Droplets, by definition, are 5 micrometers or larger in diameter, and fall to the ground quickly. Patients *might* generate droplets, but those droplets would only be infectious if they are contaminated by blood. The cells that produce mucus are not infected by Ebola.
Aerosols are particles smaller than 5 micrometers, that are capable of hovering in the air for prolonged periods, or can travel on breezes. The majority of aerosol particles emitted by humans are less than 1 micrometer in diameter. These particles dry quickly, making them inhospitable for Ebola viruses. They would also expose virus to UV light, which destroys them. Furthermore, since the virus is fairly large, it is questionable whether such small particles could contain enough virus to cause an infection.
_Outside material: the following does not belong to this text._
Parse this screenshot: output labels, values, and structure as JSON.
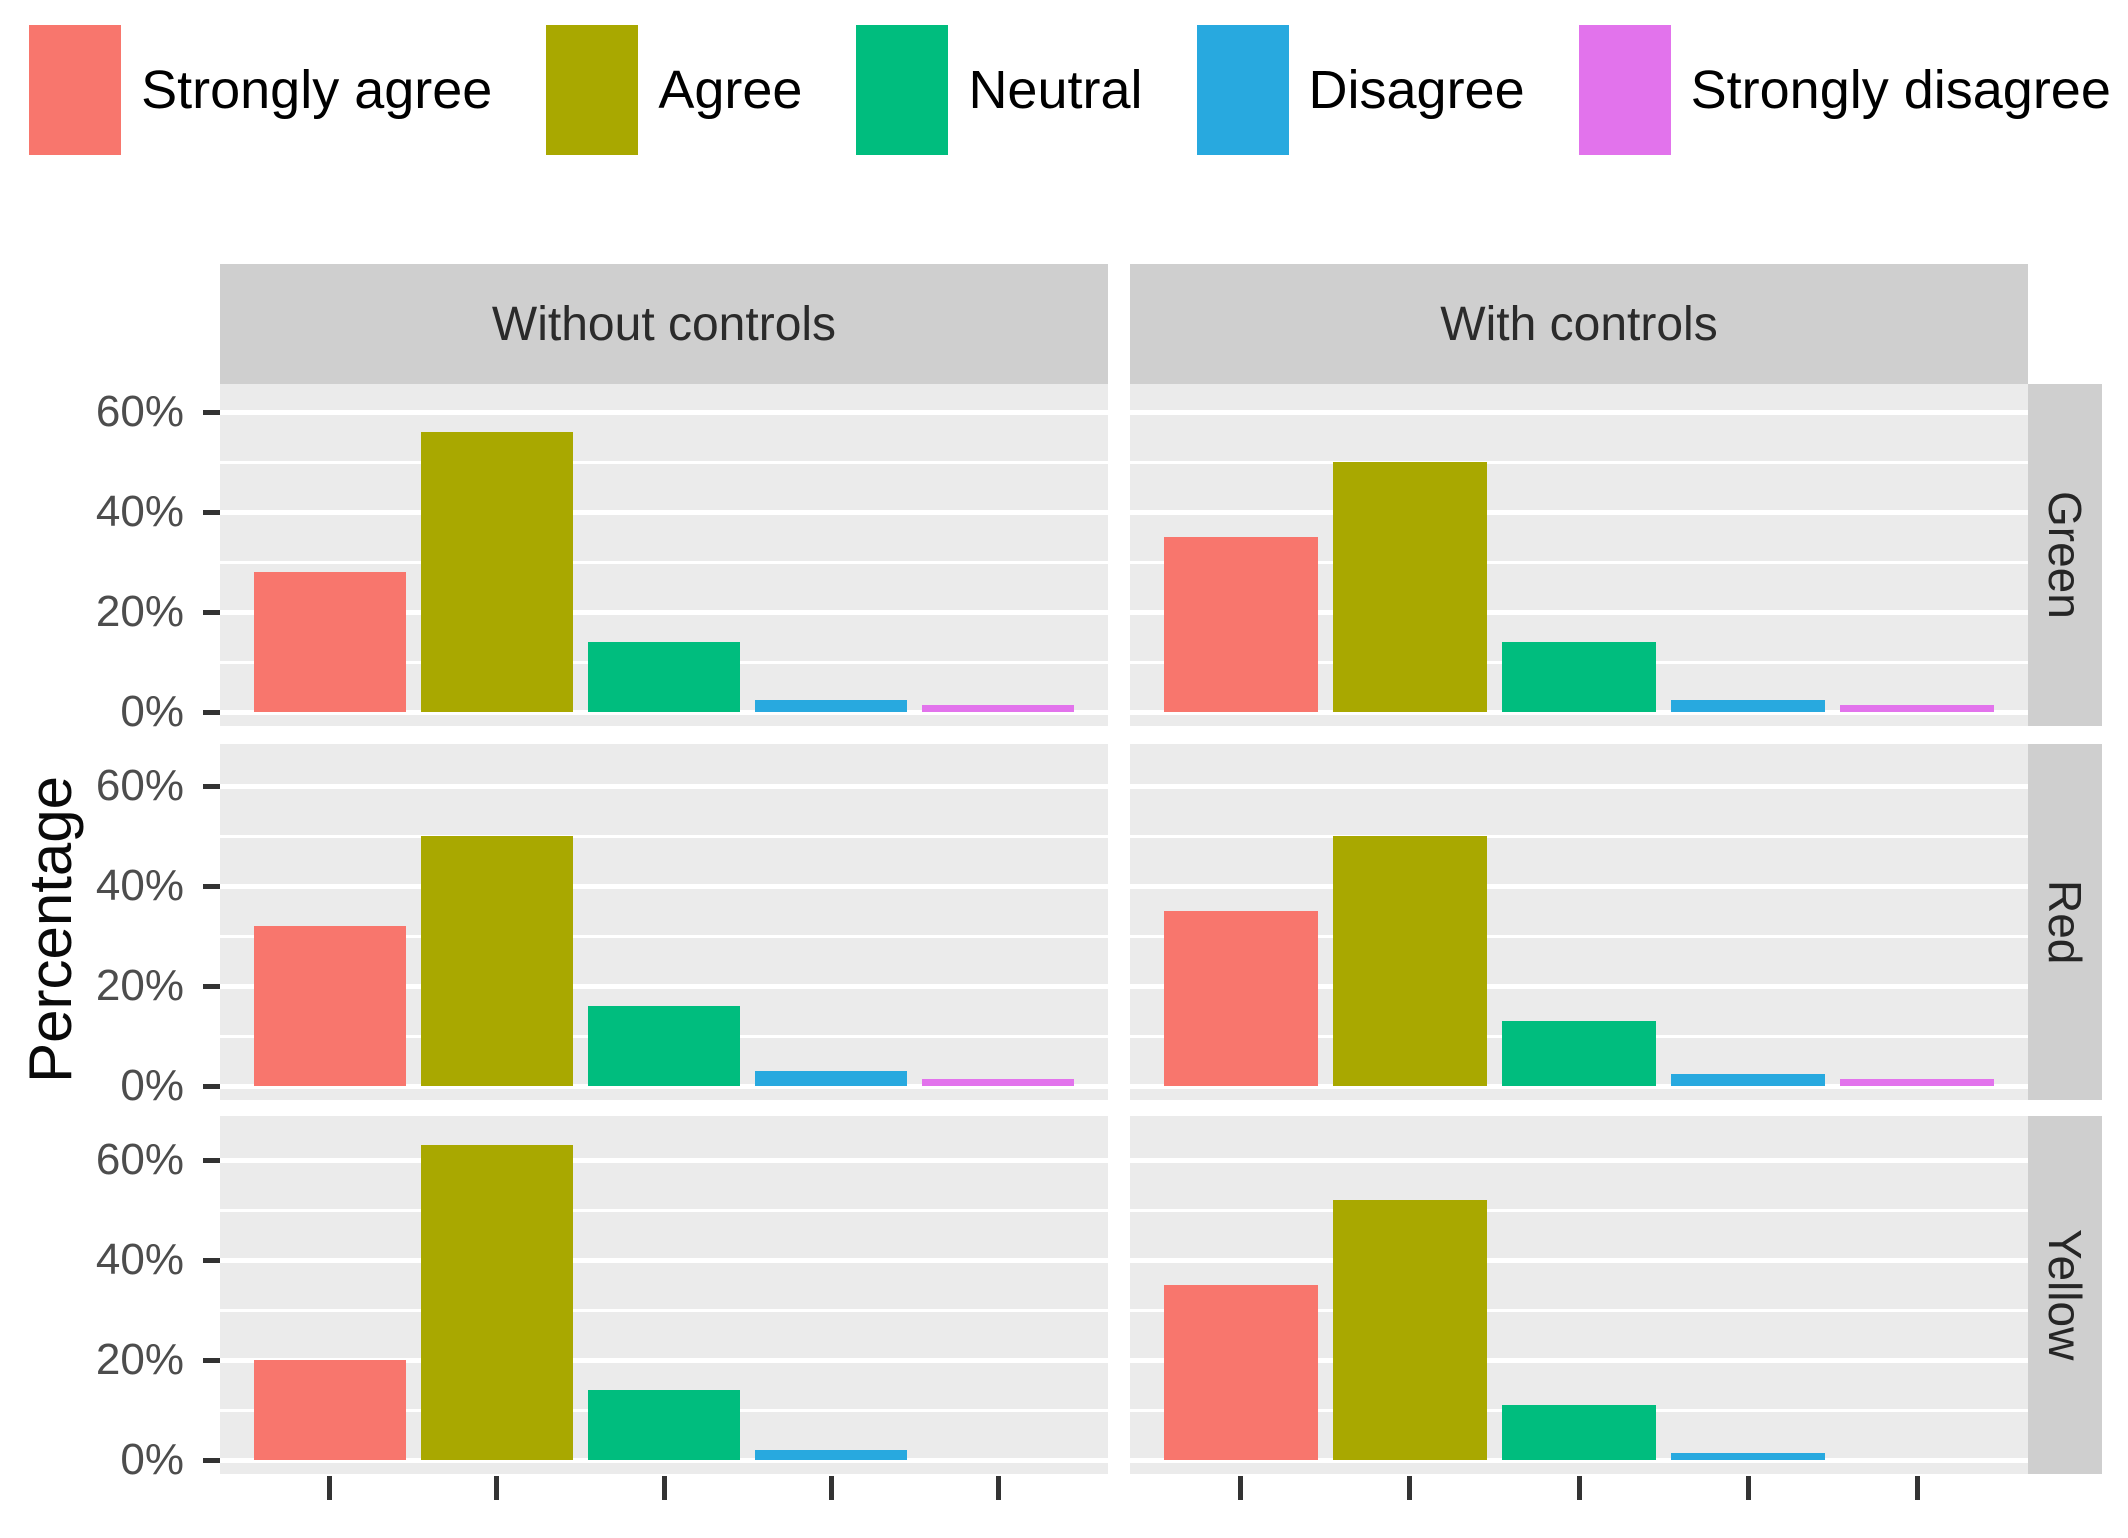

The laboratory aerosolization experiments do NOT represent a natural transmission of virus. In those, the virus was atomized directly into animals' faces, in a manner that is not analogous to a biological process at all.
For Ebola to become airborne, it would have to change the cells it infects. It has no reason to do this--it transmits well enough the way it is. Plus, according to top virologists, no virus has ever changed its mode of transmission.
As sure as you were that the CDC hospital protocol prescribed Biosafety Level 4 protocol, rather than Level 2?